Debugging Kernel Modules with User Mode Linux

So, let's make a bug—a nasty one. Let's say when someone opens device 4 (cat /dev/gentest4), the module hangs in a nasty loop: for(;;) i++; (see Listing 1). Deadlocks or hangs are common errors when writing programs. They are sometimes hard to find. Typically programmers just use printks to locate the errors: printk("Got here!\n");. This type of debugging works, but you still hang the system several times before you find the problem. With constant fscks, it can get ugly. But, with UML, you just add in the printks and reboot to a fresh filesystem every time to test it.

Listing 1. Test Bug

UML will help us find that bug with printks, but it is nothing that would have caused us more than a few reboots. Now let's make our first really nasty bug. Let's say that when someone reads from device 5 (i.e., cat /dev/gentest5); the module starts to overwrite all memory: memset(0, 0, 0xffffffff); (see Listing 2). Overwriting memory is a common error in C programs. In the kernel it is especially nasty and can sometimes cause an instant reboot, keeping you from seeing any printks that are generated. These bugs can still be isolated with printk, but it is a very time-consuming process.

Listing 2. A Really Nasty Bug

From what I've covered so far, UML is a great debugging tool. You can use it to keep your filesystem safe when debugging modules. But there's something more: GDB.

As most experienced kernel programmers know, there is already a way to debug a kernel using GDB and the serial line. But, in my experience, it really doesn't work very well. The GDB shim in the kernel sometimes hangs, and you need two machines to make it work. I have successfully debugged kernels running in VMware on one machine by redirecting the virtual machine's serial port to a file, but it was slow going, since the kernel portion of the GDB code could still sometimes hang.

UML makes all that a thing of the past. With UML, you can run the entire virtual machine under GDB, attach to a kernel while it's running, or even after a panic. The easiest way to run UML under GDB is to add the command-line flag debug to your runline. UML will then spawn GDB in an xterm for you and stop the kernel. For most purposes, just type c to allow the kernel to continue booting up (see Figure 1).

Figure 1. Running UML under GDB

To debug the module, you first have to load the module, then tell GDB where the symbol file is, then set any breakpoints you need.

So, first things first, load the module. Included in the source code is a simple shell script called loadModule that loads the module and creates the devices if they do not already exist.

Once the module is loaded, press Ctrl-C inside the GDB window to pause the kernel, and look at the module_list pointer. The last module loaded should be at the head of the list. You can use a simple printf command to get the address of the module. You'll need it when loading the symbol file (see Figure 2).

Figure 2. Module List

Now, load the symbols file with the command add-symbol-file MODULE_PATH ADDRESS. The filename used is the filename on the host system, not on the virtual machine. After answering “y” to an “Are you sure you know what you're doing?” question, the symbol file is loaded. You can check that it has been loaded correctly by re-examining the module_list pointer again. Notice that now the init and cleanup pointers have the appropriate function names associated with their addresses (see Figure 3).

Figure 3. Loading the Symbol File

Now that the module is loaded, you can set any breakpoints you want. I'll set a breakpoint at open and then try to cat one of the devices (see Figure 4).

Figure 4. Setting Breakpoints

Now, let's run our two tests and see how hard the bugs are to find when using GDB. On the first test, the system still hangs. But, now we can press Ctrl-C in the debugger and see where it is hung.

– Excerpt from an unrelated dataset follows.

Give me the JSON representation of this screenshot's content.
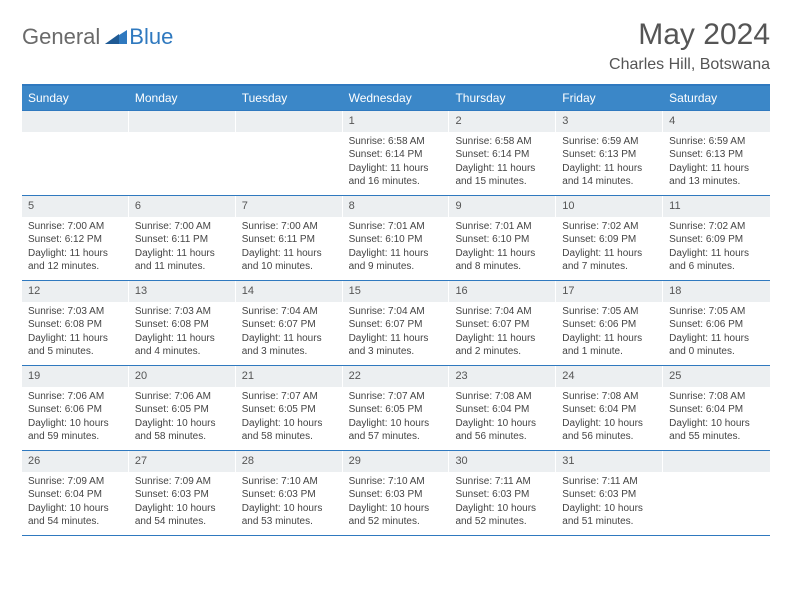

In the hang test (see Figure 5) it is obvious that the current stopping point is inside the for loop. If we really want to have fun, we can print out the value of i to see what it contains.

Figure 5. Hang Test

Now, the memory overwrite is a bit more difficult. Not because it is a panic, but because I used memset. memset, in the GNU libc, ends up inserting inline assembly into your code, so it looks like your bug is in string.h, instead of your module. But, it still lets you know which function the error occurred in, and you still know it is inside of a memset (see Figure 6).

Figure 6. Memory Overwrite

Also, you still can examine any local variables in the current function (gRead) or any global variables to help you find the problem.